Story 1 〜エンジュ⇒コガネ〜

秋もたけなわ、山々の紅葉が美しくなり始めたある日の早朝。 風は、今日から一週間、実家に帰るため、その荷造りのチェックをしていた。 「さ、てと・・・。これで準備は終わったわ」 元々小さい頃から真面目でしっかり者の風のこと。 こういう事に関しては、同じイトコの太陽よりは断然上手である。 「あ、伴蔵さん。おはようございます」 朝一番の電車で行くのだが、コガネまでは伴蔵が送ってくれるのが毎年の常になっていた。 「おはよう。ウチの若いのが運転するから一寸危ないかもしれないけど、それはすまないね」 「大丈夫ですよ。・・・・・・・・それにしても、太陽は何をやっているわけ?」 もう行かないと時間が危ないかもしれない。 丁度やってきていた帝が、莉沙に何かを言い、そして、莉沙がぱーっと走って行った。 そして暫くして、帝も向かう。
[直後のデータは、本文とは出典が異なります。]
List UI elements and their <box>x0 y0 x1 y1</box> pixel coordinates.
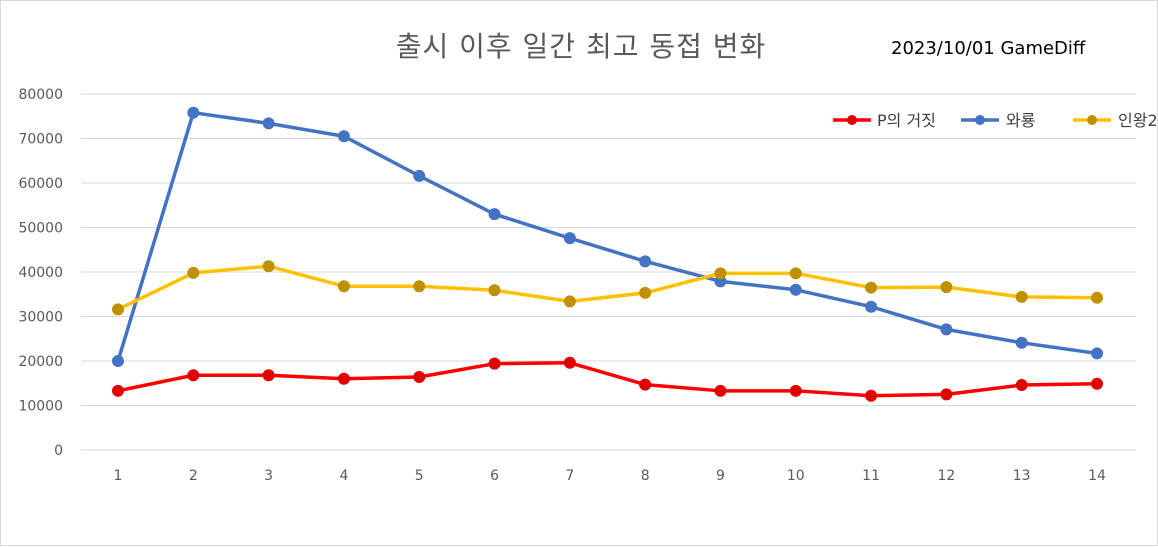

仕方なし、風も向かった。 「甘く見るな」 太陽のうめき声と一緒に、帝の声が聞こえた。 恐らく、家事のことで茶化したのだろう。自業自得だ。 「んもう、外で伴蔵さんが待ってるわ。早くして」 「解ったぁ・・・」 なみだ目の太陽を連れて行くと、帝と伴蔵が話していた。 荷物はお互いボストンバッグ位。自分で持つことにしている。 「じゃあ、行こうか」 「はい」 二人が乗り込むと、車はするりと動き出した。 「二人とも、秋休みなのかい?」 伴蔵が訊ねる。若いのだと言ってはいたが、運転は手馴れたものだ。 「はい。一週間位は、実家にいます」 「そっか。二人とも、カントー出身だったかな」 そう、太陽も風も実家はカントー。 高校に通う為、エンジュで暮らしている帝の所で居候している。 たまの休みにはカントーに帰ることにしているのだ。 「ええ。私がセキエイ高原で、太陽はイワヤマの近くです」 「ずいぶん遠いね。寂しかったりはしないの?」 セキエイの実家は今どうなっているだろう。わくわくすると同時に、ちくりと痛んだ。 「最初の頃は。でも、慣れました」 「あら、太陽にしては珍しいわね」 そんな会話をしている内に、車はコガネ駅前に着いた。 「有難うございました」 「じゃあ、秋休み楽しんでおいで」 「はい。失礼しました」 二人はチケットと大きな荷物を手に、コガネ駅の中へと消えて行った。